Fue precisamente Milán el escenario del inaudito desafío lanzado por miles de musulmanes que, con el pretexto de una manifestación antiisraelí, se postraron en oración al pasar por la plaza frente a la catedral de Milán en un episodio que también se repitió entonces en Bolonia, frente a su también icónico templo histórico. En ambos casos, ocurridos en enero de 2009 durante la última ofensiva antiterrorista israelí contra Hamas y en pleno alineamiento vaticano con los palestinos, los miles de traseros en pompa del inmenso gentío se dirigieron contra los simbólicos edificios cristianos en actitud orante dirigida hacia La Meca.

Obispo de Bolonia: "Hay un plan para islamizar Europa"
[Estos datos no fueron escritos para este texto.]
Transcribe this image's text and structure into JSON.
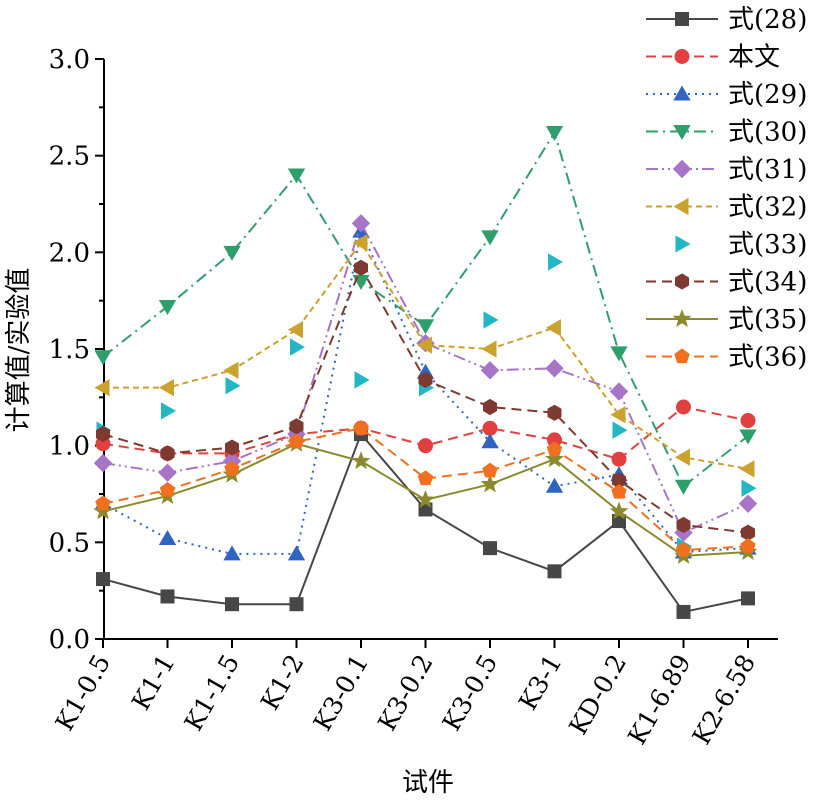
{
  "chart_data": {
    "type": "line",
    "xlabel": "试件",
    "ylabel": "计算值/实验值",
    "ylim": [
      0,
      3.0
    ],
    "yticks": [
      "0.0",
      "0.5",
      "1.0",
      "1.5",
      "2.0",
      "2.5",
      "3.0"
    ],
    "grid": false,
    "legend_position": "top-right",
    "categories": [
      "K1-0.5",
      "K1-1",
      "K1-1.5",
      "K1-2",
      "K3-0.1",
      "K3-0.2",
      "K3-0.5",
      "K3-1",
      "KD-0.2",
      "K1-6.89",
      "K2-6.58"
    ],
    "series": [
      {
        "name": "式(28)",
        "color": "#474747",
        "marker": "square",
        "line": "solid",
        "values": [
          0.31,
          0.22,
          0.18,
          0.18,
          1.06,
          0.67,
          0.47,
          0.35,
          0.61,
          0.14,
          0.21
        ]
      },
      {
        "name": "本文",
        "color": "#e04040",
        "marker": "circle",
        "line": "dash",
        "values": [
          1.01,
          0.96,
          0.96,
          1.06,
          1.09,
          1.0,
          1.09,
          1.03,
          0.93,
          1.2,
          1.13
        ]
      },
      {
        "name": "式(29)",
        "color": "#2f64c0",
        "marker": "triangle-up",
        "line": "dot",
        "values": [
          0.7,
          0.52,
          0.44,
          0.44,
          2.11,
          1.38,
          1.02,
          0.79,
          0.85,
          0.45,
          0.47
        ]
      },
      {
        "name": "式(30)",
        "color": "#2e9e6a",
        "marker": "triangle-down",
        "line": "dashdot",
        "values": [
          1.46,
          1.72,
          2.0,
          2.4,
          1.85,
          1.62,
          2.08,
          2.62,
          1.48,
          0.79,
          1.05
        ]
      },
      {
        "name": "式(31)",
        "color": "#a774c8",
        "marker": "diamond",
        "line": "dashdotdot",
        "values": [
          0.91,
          0.86,
          0.92,
          1.06,
          2.15,
          1.53,
          1.39,
          1.4,
          1.28,
          0.55,
          0.7
        ]
      },
      {
        "name": "式(32)",
        "color": "#caa22e",
        "marker": "triangle-left",
        "line": "shortdash",
        "values": [
          1.3,
          1.3,
          1.39,
          1.6,
          2.05,
          1.52,
          1.5,
          1.61,
          1.16,
          0.94,
          0.88
        ]
      },
      {
        "name": "式(33)",
        "color": "#22b7c3",
        "marker": "triangle-right",
        "line": "none",
        "values": [
          1.08,
          1.18,
          1.31,
          1.51,
          1.34,
          1.3,
          1.65,
          1.95,
          1.08,
          0.48,
          0.78
        ]
      },
      {
        "name": "式(34)",
        "color": "#7e3a30",
        "marker": "hexagon",
        "line": "dash",
        "values": [
          1.06,
          0.96,
          0.99,
          1.1,
          1.92,
          1.34,
          1.2,
          1.17,
          0.82,
          0.59,
          0.55
        ]
      },
      {
        "name": "式(35)",
        "color": "#8b8a2d",
        "marker": "star",
        "line": "solid",
        "values": [
          0.66,
          0.74,
          0.85,
          1.01,
          0.92,
          0.72,
          0.8,
          0.93,
          0.66,
          0.43,
          0.45
        ]
      },
      {
        "name": "式(36)",
        "color": "#f07020",
        "marker": "pentagon",
        "line": "dash",
        "values": [
          0.7,
          0.77,
          0.88,
          1.02,
          1.09,
          0.83,
          0.87,
          0.98,
          0.76,
          0.46,
          0.48
        ]
      }
    ]
  }
}
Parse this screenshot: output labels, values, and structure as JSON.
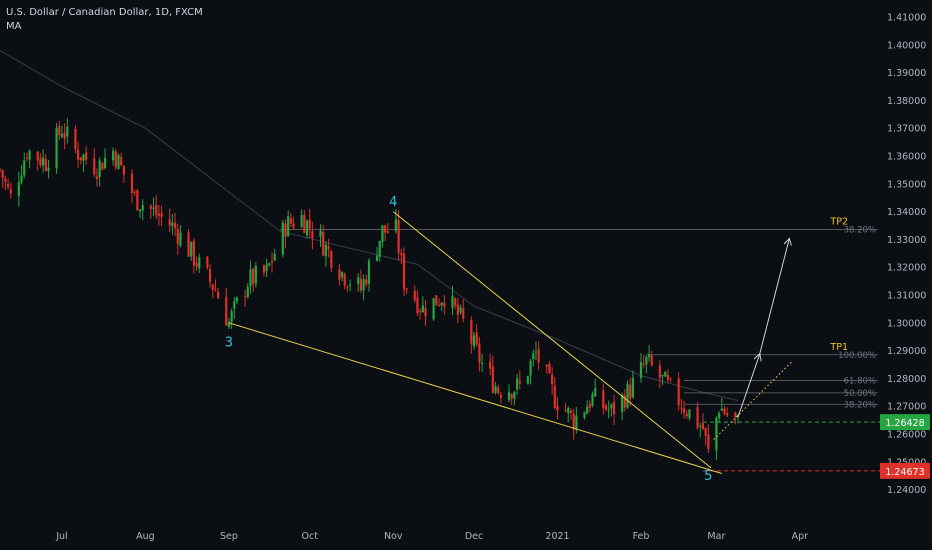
{
  "header": {
    "title": "U.S. Dollar / Canadian Dollar, 1D, FXCM",
    "indicator": "MA"
  },
  "colors": {
    "background": "#0b0e13",
    "up": "#26a641",
    "down": "#e0302a",
    "ma": "#3a3f48",
    "wedge": "#e8d44d",
    "wave_label": "#35c3d6",
    "level_line": "#8c8f96",
    "tp_label": "#f0c419",
    "arrow": "#cfd3da",
    "price_tag_green": "#26a641",
    "price_tag_red": "#e0302a",
    "axis_text": "#b2b5be"
  },
  "chart_data": {
    "type": "candlestick",
    "y_axis": {
      "ticks": [
        "1.41000",
        "1.40000",
        "1.39000",
        "1.38000",
        "1.37000",
        "1.36000",
        "1.35000",
        "1.34000",
        "1.33000",
        "1.32000",
        "1.31000",
        "1.30000",
        "1.29000",
        "1.28000",
        "1.27000",
        "1.26000",
        "1.25000",
        "1.24000"
      ],
      "range": [
        1.233,
        1.415
      ]
    },
    "x_axis": {
      "ticks": [
        "Jul",
        "Aug",
        "Sep",
        "Oct",
        "Nov",
        "Dec",
        "2021",
        "Feb",
        "Mar",
        "Apr"
      ],
      "range": [
        "2020-06-08",
        "2021-04-30"
      ]
    },
    "price_path": [
      [
        "2020-06-08",
        1.355
      ],
      [
        "2020-06-12",
        1.345
      ],
      [
        "2020-06-18",
        1.362
      ],
      [
        "2020-06-25",
        1.358
      ],
      [
        "2020-07-01",
        1.37
      ],
      [
        "2020-07-06",
        1.362
      ],
      [
        "2020-07-14",
        1.356
      ],
      [
        "2020-07-20",
        1.362
      ],
      [
        "2020-07-28",
        1.345
      ],
      [
        "2020-08-04",
        1.34
      ],
      [
        "2020-08-12",
        1.334
      ],
      [
        "2020-08-20",
        1.322
      ],
      [
        "2020-08-27",
        1.312
      ],
      [
        "2020-09-01",
        1.3
      ],
      [
        "2020-09-08",
        1.315
      ],
      [
        "2020-09-15",
        1.318
      ],
      [
        "2020-09-22",
        1.335
      ],
      [
        "2020-09-28",
        1.338
      ],
      [
        "2020-10-05",
        1.33
      ],
      [
        "2020-10-13",
        1.318
      ],
      [
        "2020-10-20",
        1.312
      ],
      [
        "2020-10-28",
        1.333
      ],
      [
        "2020-11-02",
        1.333
      ],
      [
        "2020-11-05",
        1.315
      ],
      [
        "2020-11-12",
        1.305
      ],
      [
        "2020-11-20",
        1.31
      ],
      [
        "2020-11-27",
        1.3
      ],
      [
        "2020-12-04",
        1.285
      ],
      [
        "2020-12-10",
        1.276
      ],
      [
        "2020-12-18",
        1.277
      ],
      [
        "2020-12-24",
        1.289
      ],
      [
        "2020-12-31",
        1.273
      ],
      [
        "2021-01-07",
        1.265
      ],
      [
        "2021-01-14",
        1.273
      ],
      [
        "2021-01-21",
        1.268
      ],
      [
        "2021-01-28",
        1.276
      ],
      [
        "2021-02-03",
        1.286
      ],
      [
        "2021-02-10",
        1.278
      ],
      [
        "2021-02-17",
        1.27
      ],
      [
        "2021-02-24",
        1.262
      ],
      [
        "2021-02-26",
        1.253
      ],
      [
        "2021-03-02",
        1.27
      ],
      [
        "2021-03-05",
        1.267
      ],
      [
        "2021-03-09",
        1.264
      ]
    ],
    "ma_path": [
      [
        "2020-06-08",
        1.398
      ],
      [
        "2020-07-01",
        1.385
      ],
      [
        "2020-08-01",
        1.37
      ],
      [
        "2020-09-01",
        1.347
      ],
      [
        "2020-09-20",
        1.333
      ],
      [
        "2020-10-15",
        1.327
      ],
      [
        "2020-11-10",
        1.321
      ],
      [
        "2020-12-01",
        1.306
      ],
      [
        "2021-01-01",
        1.294
      ],
      [
        "2021-02-01",
        1.281
      ],
      [
        "2021-02-20",
        1.276
      ],
      [
        "2021-03-09",
        1.272
      ]
    ],
    "wave_labels": [
      {
        "label": "3",
        "date": "2020-09-01",
        "value": 1.2965
      },
      {
        "label": "4",
        "date": "2020-11-01",
        "value": 1.3405
      },
      {
        "label": "5",
        "date": "2021-02-26",
        "value": 1.2485
      }
    ],
    "wedge_lines": [
      {
        "from": [
          "2020-09-01",
          1.3
        ],
        "to": [
          "2021-03-03",
          1.2458
        ]
      },
      {
        "from": [
          "2020-11-01",
          1.34
        ],
        "to": [
          "2021-02-27",
          1.2478
        ]
      }
    ],
    "levels": [
      {
        "name": "TP2",
        "ratio": "38.20%",
        "value": 1.3336,
        "from": "2020-09-20"
      },
      {
        "name": "TP1",
        "ratio": "100.00%",
        "value": 1.2885,
        "from": "2021-02-03"
      },
      {
        "name": "",
        "ratio": "61.80%",
        "value": 1.2792,
        "from": "2021-02-17"
      },
      {
        "name": "",
        "ratio": "50.00%",
        "value": 1.2748,
        "from": "2021-02-17"
      },
      {
        "name": "",
        "ratio": "38.20%",
        "value": 1.2707,
        "from": "2021-02-17"
      }
    ],
    "dashed_levels": [
      {
        "value": 1.26428,
        "label": "1.26428",
        "color": "green"
      },
      {
        "value": 1.24673,
        "label": "1.24673",
        "color": "red"
      }
    ],
    "projections": [
      {
        "style": "solid",
        "from": [
          "2021-03-09",
          1.266
        ],
        "to": [
          "2021-03-17",
          1.2885
        ]
      },
      {
        "style": "solid",
        "from": [
          "2021-03-17",
          1.2885
        ],
        "to": [
          "2021-03-28",
          1.33
        ]
      },
      {
        "style": "dotted",
        "from": [
          "2021-02-28",
          1.258
        ],
        "to": [
          "2021-03-29",
          1.286
        ]
      }
    ]
  }
}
En aquella ocasión, el obispo de Bolonia no tragó y declaró que aquello "no fue orar, sino lanzar un desafío no sólo contra la catedral, sino contra nuestro sistema de democracia y cultura" (ND). "Esto es una confirmación de que hay un plan para islamizar Europa", remató el obispo Ernestro Vecchi, sin aclarar, sin embargo, sin en ese plan participan, como maestros de obras, y hábiles e influyentes estrategas, sus propios superiores tras las murallas vaticanas de Roma.